In [None]:
import pyaudio
import numpy as np
import json
import openl3  # Import openl3 for extracting embeddings

In [None]:
# Input path of embeddings json
input_file = "embeddings/embeddings.json"

In [None]:
# Function to calculate the mean of embeddings
def calculate_mean(embeddings):
    return np.mean([np.array(embedding) for timestamp, embedding in embeddings.items()], axis=0)
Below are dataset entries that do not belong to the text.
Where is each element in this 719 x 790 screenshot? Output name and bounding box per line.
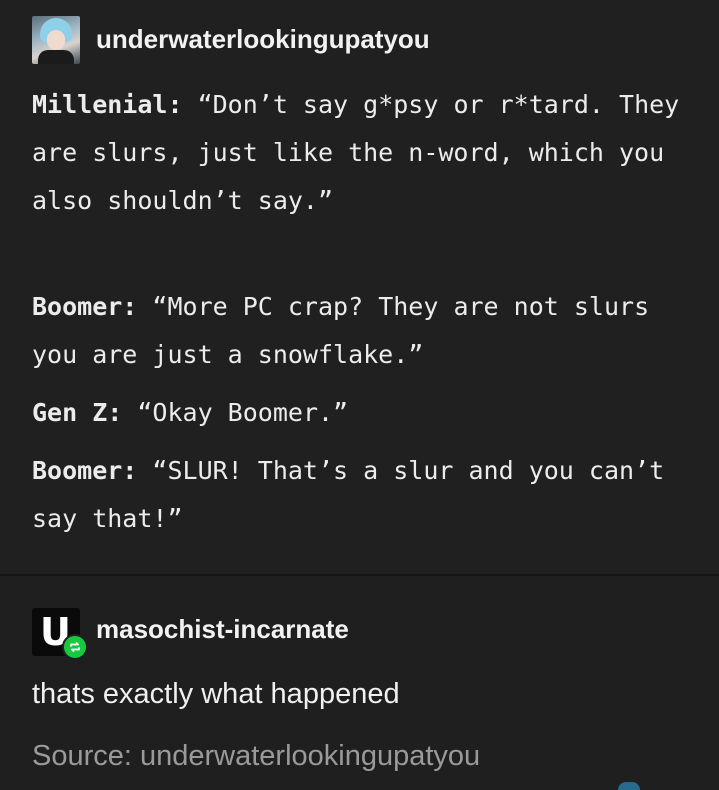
speaker-label: Boomer: — [32, 292, 138, 321]
reblog-comment: thats exactly what happened — [32, 678, 400, 710]
reblog-icon — [62, 634, 88, 660]
original-post: underwaterlookingupatyou Millenial: “Don… — [0, 0, 719, 574]
original-poster-username[interactable]: underwaterlookingupatyou — [96, 24, 430, 55]
reblog-post: U masochist-incarnate thats exactly what… — [0, 576, 719, 790]
speaker-label: Gen Z: — [32, 398, 123, 427]
dialogue-line: Millenial: “Don’t say g*psy or r*tard. T… — [32, 81, 692, 225]
user-avatar[interactable] — [32, 16, 80, 64]
source-link[interactable]: Source: underwaterlookingupatyou — [32, 740, 480, 773]
cropped-icon — [618, 782, 640, 790]
speaker-label: Boomer: — [32, 456, 138, 485]
dialogue-line: Boomer: “SLUR! That’s a slur and you can… — [32, 447, 692, 543]
dialogue-line: Boomer: “More PC crap? They are not slur… — [32, 283, 692, 379]
dialogue-quote: “Okay Boomer.” — [137, 398, 349, 427]
speaker-label: Millenial: — [32, 90, 183, 119]
dialogue-line: Gen Z: “Okay Boomer.” — [32, 389, 692, 437]
reblogger-username[interactable]: masochist-incarnate — [96, 614, 349, 645]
# Load the stored embedding from the JSON file
with open(input_file, 'r') as json_file:
    stored_data = json.load(json_file)

In [None]:
# Initialize PyAudio
p = pyaudio.PyAudio()

# Configure and start the audio stream
stream = p.open(format=pyaudio.paInt16,
                channels=1,
                rate=16000,  # Adjust based on your audio
                input=True,
                frames_per_buffer=1024)

try:
    while True:
        # Record audio data from the microphone
        audio_data = np.frombuffer(stream.read(1024), dtype=np.int16)
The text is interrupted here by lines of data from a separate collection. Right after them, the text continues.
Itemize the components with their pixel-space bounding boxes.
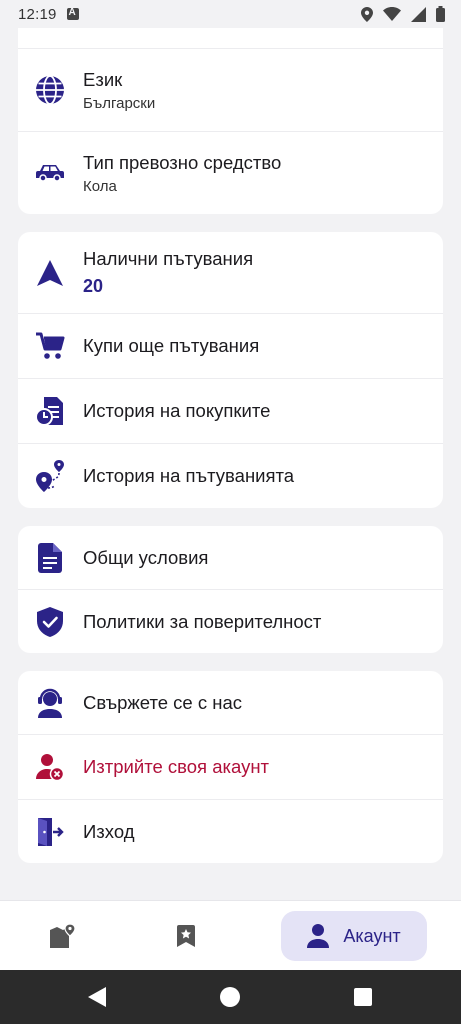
recents-button[interactable] — [351, 985, 375, 1009]
back-icon — [88, 987, 106, 1007]
person-icon — [307, 924, 330, 948]
receipt-history-icon — [34, 395, 66, 427]
wifi-icon — [383, 7, 401, 21]
document-icon — [34, 542, 66, 574]
available-trips-row[interactable]: Налични пътувания 20 — [18, 232, 443, 314]
system-navigation-bar — [0, 970, 461, 1024]
terms-label: Общи условия — [83, 546, 209, 568]
nav-map[interactable] — [30, 911, 96, 961]
contact-row[interactable]: Свържете се с нас — [18, 671, 443, 735]
recents-icon — [354, 988, 372, 1006]
buy-more-trips-label: Купи още пътувания — [83, 335, 260, 356]
map-pin-icon — [50, 924, 76, 948]
delete-account-row[interactable]: Изтрийте своя акаунт — [18, 735, 443, 800]
language-title: Език — [83, 68, 123, 90]
notification-icon — [66, 7, 79, 20]
privacy-row[interactable]: Политики за поверителност — [18, 590, 443, 653]
contact-label: Свържете се с нас — [83, 691, 242, 713]
navigation-arrow-icon — [34, 257, 66, 289]
support-agent-icon — [34, 687, 66, 719]
logout-label: Изход — [83, 820, 135, 842]
available-trips-count: 20 — [83, 276, 104, 296]
trip-history-label: История на пътуванията — [83, 465, 295, 486]
home-icon — [220, 987, 240, 1007]
logout-icon — [34, 816, 66, 848]
bookmark-star-icon — [177, 925, 195, 947]
home-button[interactable] — [218, 985, 242, 1009]
account-card: Свържете се с нас Изтрийте своя акаунт И… — [18, 671, 443, 863]
logout-row[interactable]: Изход — [18, 800, 443, 863]
vehicle-type-title: Тип превозно средство — [83, 151, 282, 173]
signal-icon — [411, 6, 426, 22]
route-pin-icon — [34, 460, 66, 492]
trips-card: Налични пътувания 20 Купи още пътувания — [18, 232, 443, 508]
language-value: Български — [83, 94, 156, 112]
status-time: 12:19 — [18, 5, 57, 23]
purchase-history-row[interactable]: История на покупките — [18, 379, 443, 444]
globe-icon — [34, 74, 66, 106]
back-button[interactable] — [85, 985, 109, 1009]
available-trips-title: Налични пътувания — [83, 248, 254, 269]
language-row[interactable]: Език Български — [18, 49, 443, 132]
nav-account-label: Акаунт — [343, 925, 401, 946]
car-icon — [34, 157, 66, 189]
nav-account[interactable]: Акаунт — [281, 911, 427, 961]
vehicle-type-row[interactable]: Тип превозно средство Кола — [18, 132, 443, 214]
cart-icon — [34, 330, 66, 362]
nav-saved[interactable] — [153, 911, 219, 961]
status-bar: 12:19 — [0, 0, 461, 28]
buy-more-trips-row[interactable]: Купи още пътувания — [18, 314, 443, 379]
bottom-navigation: Акаунт — [0, 900, 461, 970]
vehicle-type-value: Кола — [83, 177, 117, 195]
terms-row[interactable]: Общи условия — [18, 526, 443, 590]
purchase-history-label: История на покупките — [83, 400, 271, 421]
battery-icon — [436, 6, 445, 22]
status-icons — [361, 6, 445, 22]
settings-card: Език Български Тип превозно средство Кол… — [18, 0, 443, 214]
legal-card: Общи условия Политики за поверителност — [18, 526, 443, 653]
privacy-label: Политики за поверителност — [83, 610, 322, 632]
user-remove-icon — [34, 751, 66, 783]
delete-account-label: Изтрийте своя акаунт — [83, 756, 270, 777]
trip-history-row[interactable]: История на пътуванията — [18, 444, 443, 508]
shield-check-icon — [34, 606, 66, 638]
location-icon — [361, 6, 373, 22]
        # Extract features from the audio data using openl3
        live_embeddings, _ = openl3.get_audio_embedding(audio_data, 16000)

        # Compare live_embeddings with the stored embeddings
        best_match = None
        best_similarity = -1  # Initialize with a low value

        # for entry in stored_data:
        #     stored_embeddings = np.array(entry['embedding'])

        #     # Calculate similarity or distance (e.g., cosine similarity)
        #     similarity = np.dot(live_embeddings, stored_embeddings.T) / (
        #         np.linalg.norm(live_embeddings) * np.linalg.norm(stored_embeddings)
        #     )

        #     if similarity > best_similarity:
        #         best_similarity = similarity
        #         best_match = entry['word']

        # print("Predicted word:", best_match)

        for entry in stored_data:
            stored_word = entry["word"]
            stored_embeddings = entry["embeddings"]

            # Calculate similarity or distance (e.g., cosine similarity)
            similarity = np.dot(live_embeddings, calculate_mean(stored_embeddings).T) / (
                np.linalg.norm(live_embeddings) * np.linalg.norm(calculate_mean(stored_embeddings))
            )

            if np.any(similarity > best_similarity):  # Use np.any to check if any element is greater
                best_similarity = np.max(similarity)  # Get the maximum similarity value
                best_match = stored_word

        print("Predicted word:", best_match)

except KeyboardInterrupt:
    # Stop the audio stream when Ctrl+C is pressed
    stream.stop_stream()
    stream.close()
    p.terminate()